The reality is that I will miss this place when I am gone. I will miss the people, the scenery, the community and the lifestyle. I am afraid that this will become nothing but fodder for nostalgia. I could be content with that, although not happy with normalcy.
You have grown weary of my musings. The silence has prolonged and although it is not yet uncomfortable; my time is up. I look at you again: what I have become here is not who I was before and I am not ready to lose that. Passion has enlightened me to a greater desire for knowledge and emotion. I am afraid of the certainty of my future, for the trap I face is avoidable but deceivingly easy to be consumed by. I fear the inevitability of forgetting and being forgotten. I have found meaning in relationships that I previously could not comprehend, will replicating that elsewhere be as satisfying?
I am rambling, I always do when I justify myself to you, although you are accustomed to that by now. I want to provide the answer you desire; that which will lead to absolute comprehension. I am not ready, I say, because everything I have learnt is trivial. I have glimpsed a potential for greater meaning but I am not yet close enough to achieve it. I am not ready; and I am terrible at goodbye.
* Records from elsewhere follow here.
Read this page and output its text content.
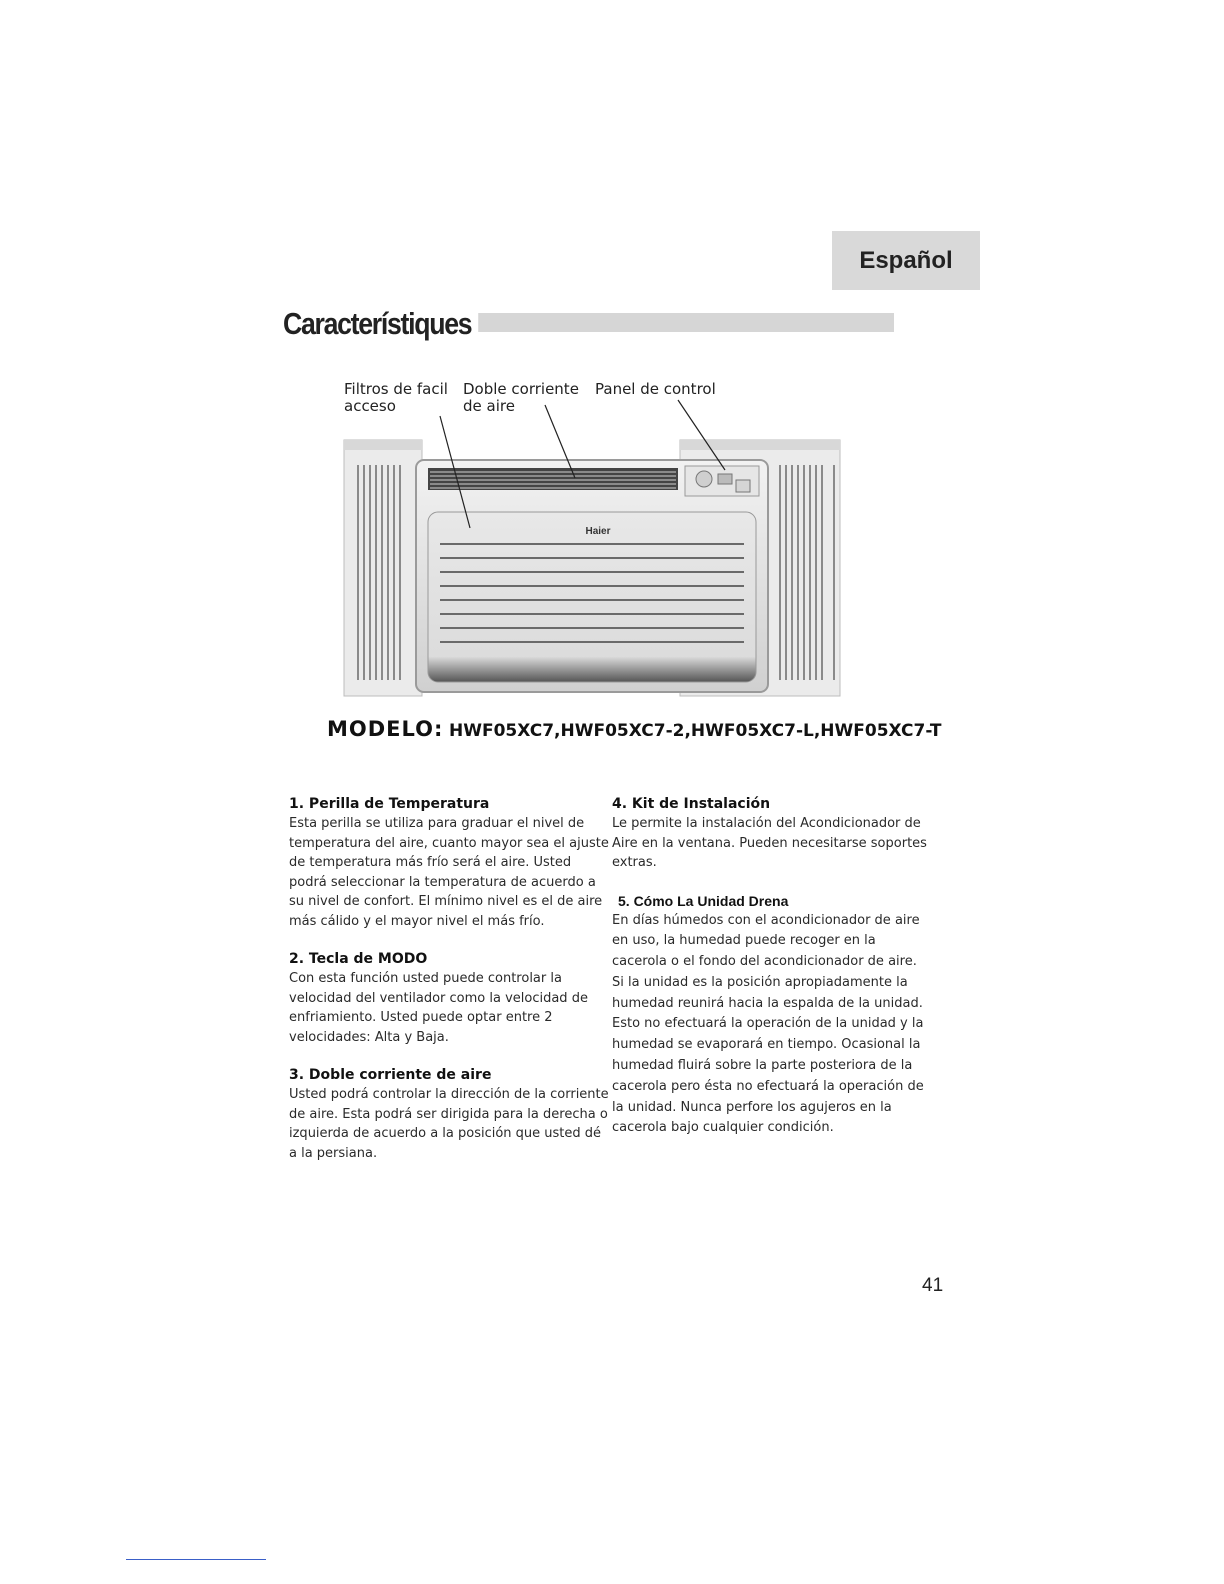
Español
Característiques
Filtros de facil
acceso
Doble corriente
de aire
Panel de control
Haier
MODELO: HWF05XC7,HWF05XC7-2,HWF05XC7-L,HWF05XC7-T
1. Perilla de Temperatura

Esta perilla se utiliza para graduar el nivel de temperatura del aire, cuanto mayor sea el ajuste de temperatura más frío será el aire. Usted podrá seleccionar la temperatura de acuerdo a su nivel de confort. El mínimo nivel es el de aire más cálido y el mayor nivel el más frío.

2. Tecla de MODO

Con esta función usted puede controlar la velocidad del ventilador como la velocidad de enfriamiento. Usted puede optar entre 2 velocidades: Alta y Baja.

3. Doble corriente de aire

Usted podrá controlar la dirección de la corriente de aire. Esta podrá ser dirigida para la derecha o izquierda de acuerdo a la posición que usted dé a la persiana.

4. Kit de Instalación

Le permite la instalación del Acondicionador de Aire en la ventana. Pueden necesitarse soportes extras.

5. Cómo La Unidad Drena

En días húmedos con el acondicionador de aire en uso, la humedad puede recoger en la cacerola o el fondo del acondicionador de aire. Si la unidad es la posición apropiadamente la humedad reunirá hacia la espalda de la unidad. Esto no efectuará la operación de la unidad y la humedad se evaporará en tiempo. Ocasional la humedad fluirá sobre la parte posteriora de la cacerola pero ésta no efectuará la operación de la unidad. Nunca perfore los agujeros en la cacerola bajo cualquier condición.

41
So as it turns out – I am appalling at keeping any semblance of a consistent blog. I would apologise but realistically, that just means I am having too good a time to write about. This is more or less the truth (we’ll go with more because it implies I’m the king of good times). Although it has been many (many) months since my last post I am still not going to update you on everything I’ve been doing. There are two reasons for this:
1. Mostly it has been a lot of drinking. There are only so many stories you can tell about drinking before your audience becomes hazy-eyed and starts musing about the wonders of water. (Been there, done that).
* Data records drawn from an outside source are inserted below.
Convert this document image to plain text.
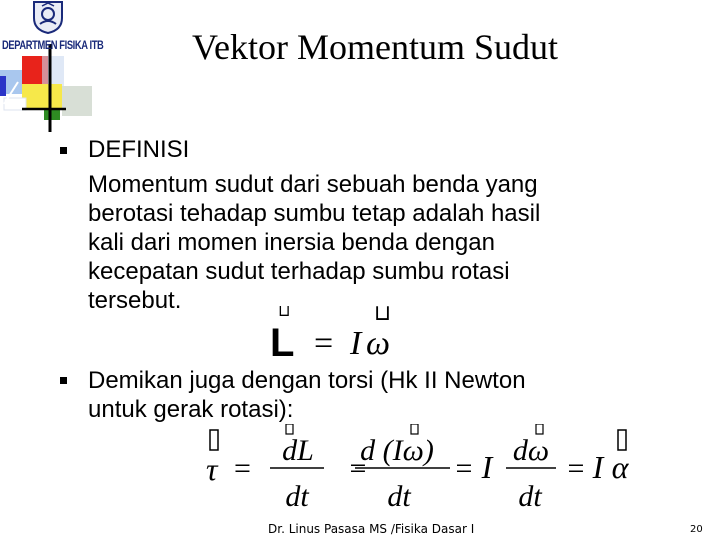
DEPARTMEN FISIKA ITB	Vektor Momentum Sudut
DEFINISI
Momentum sudut dari sebuah benda yang
berotasi tehadap sumbu tetap adalah hasil
kali dari momen inersia benda dengan
kecepatan sudut terhadap sumbu rotasi
tersebut.	⊔	⊔
L = I ω
Demikan juga dengan torsi (Hk II Newton
untuk gerak rotasi):
τ =
dL
dt
=
d (Iω)
dt
= I dω
dt
= I α
Dr. Linus Pasasa MS /Fisika Dasar I	20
2. My general ability to tell riveting stories is somewhat underwhelming. I often have to inform people that my story has ended. I don’t want to put your through that.
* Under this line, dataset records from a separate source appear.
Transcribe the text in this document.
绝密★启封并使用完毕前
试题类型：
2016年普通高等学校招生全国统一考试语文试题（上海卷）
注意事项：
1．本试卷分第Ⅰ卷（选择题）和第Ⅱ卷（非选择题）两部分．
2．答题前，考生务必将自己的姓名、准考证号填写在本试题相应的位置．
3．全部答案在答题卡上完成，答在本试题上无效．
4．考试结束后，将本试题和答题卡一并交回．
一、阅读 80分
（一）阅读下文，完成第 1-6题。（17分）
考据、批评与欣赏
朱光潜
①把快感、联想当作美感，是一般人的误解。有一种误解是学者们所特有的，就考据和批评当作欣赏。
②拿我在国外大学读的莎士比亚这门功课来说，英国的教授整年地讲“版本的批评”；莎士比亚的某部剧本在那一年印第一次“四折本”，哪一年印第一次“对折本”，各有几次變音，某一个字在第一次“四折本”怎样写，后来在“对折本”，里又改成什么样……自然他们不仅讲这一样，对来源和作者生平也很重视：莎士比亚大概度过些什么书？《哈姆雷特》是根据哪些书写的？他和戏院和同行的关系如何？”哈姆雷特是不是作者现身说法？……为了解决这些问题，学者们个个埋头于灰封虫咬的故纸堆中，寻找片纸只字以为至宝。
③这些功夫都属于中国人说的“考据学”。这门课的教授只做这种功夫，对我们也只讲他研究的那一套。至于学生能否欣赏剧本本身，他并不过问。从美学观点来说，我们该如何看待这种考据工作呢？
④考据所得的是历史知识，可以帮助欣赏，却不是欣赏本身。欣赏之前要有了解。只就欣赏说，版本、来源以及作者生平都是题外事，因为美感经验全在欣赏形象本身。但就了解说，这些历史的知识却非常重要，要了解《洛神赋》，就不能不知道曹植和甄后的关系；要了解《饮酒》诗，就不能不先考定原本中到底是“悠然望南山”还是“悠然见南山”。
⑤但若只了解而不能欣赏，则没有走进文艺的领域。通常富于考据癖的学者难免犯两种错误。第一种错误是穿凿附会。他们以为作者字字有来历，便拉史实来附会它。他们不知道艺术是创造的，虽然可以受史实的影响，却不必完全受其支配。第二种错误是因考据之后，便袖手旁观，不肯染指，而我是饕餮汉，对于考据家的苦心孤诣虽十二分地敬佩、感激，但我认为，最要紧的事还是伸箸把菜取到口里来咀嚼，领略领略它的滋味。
Honestly, there is no purpose to this post which pretty much means that it could digress into anything. The risk is what makes it exciting. I might start reciting poetry soon. You really never know. I have decided that when I finally get home, this will be more of a once-in-a-while storytelling blog rather than a ‘here are the mundane goings on of my life’ blog. It is a giant cop-out on my part seeing as it confirms my inability to commit to anything for a long period of time but that is ok, life goes on.
I never quite understood the people that felt the need to inform the world (or even just their friends) of everything they did in a day. So you had a sandwich? Awesome. I don’t want to see a photo of it though. In saying that; I did actually have a delicious sandwich today: avocado, lettuce, sprouts and ham. That bad boy was so good. Unfortunately (and I know you’re all torn up over this one) I didn’t manage to get a photo of it. Some things just don’t stick around quick enough.
This leads me onto another thing that I have discovered I’m terrible at: taking photos. I was in New York for almost a full week over Thanksgiving break and took zero photos. For my part; I’m ok with this because it means I was having too much fun to be bothered to take photos but it leads me to realise that I have taken very few since I’ve been here. While I recognise and enjoy looking at a good photo, I don’t believe it replaces the feeling of experiencing a moment. Indeed, it often has the disillusioning effect of making something disappointing in ‘real life’. Photos can be edited; people want you to think the photo they took is the most exciting thing ever. Therefore, people edit photos. I tell you, it was a real shocker to me when I realised Time Square was not naturally Sepia toned. Quite the eye-opener.
On that note; I will leave you to ponder these thoughts because I honestly have no more to say. Peace out.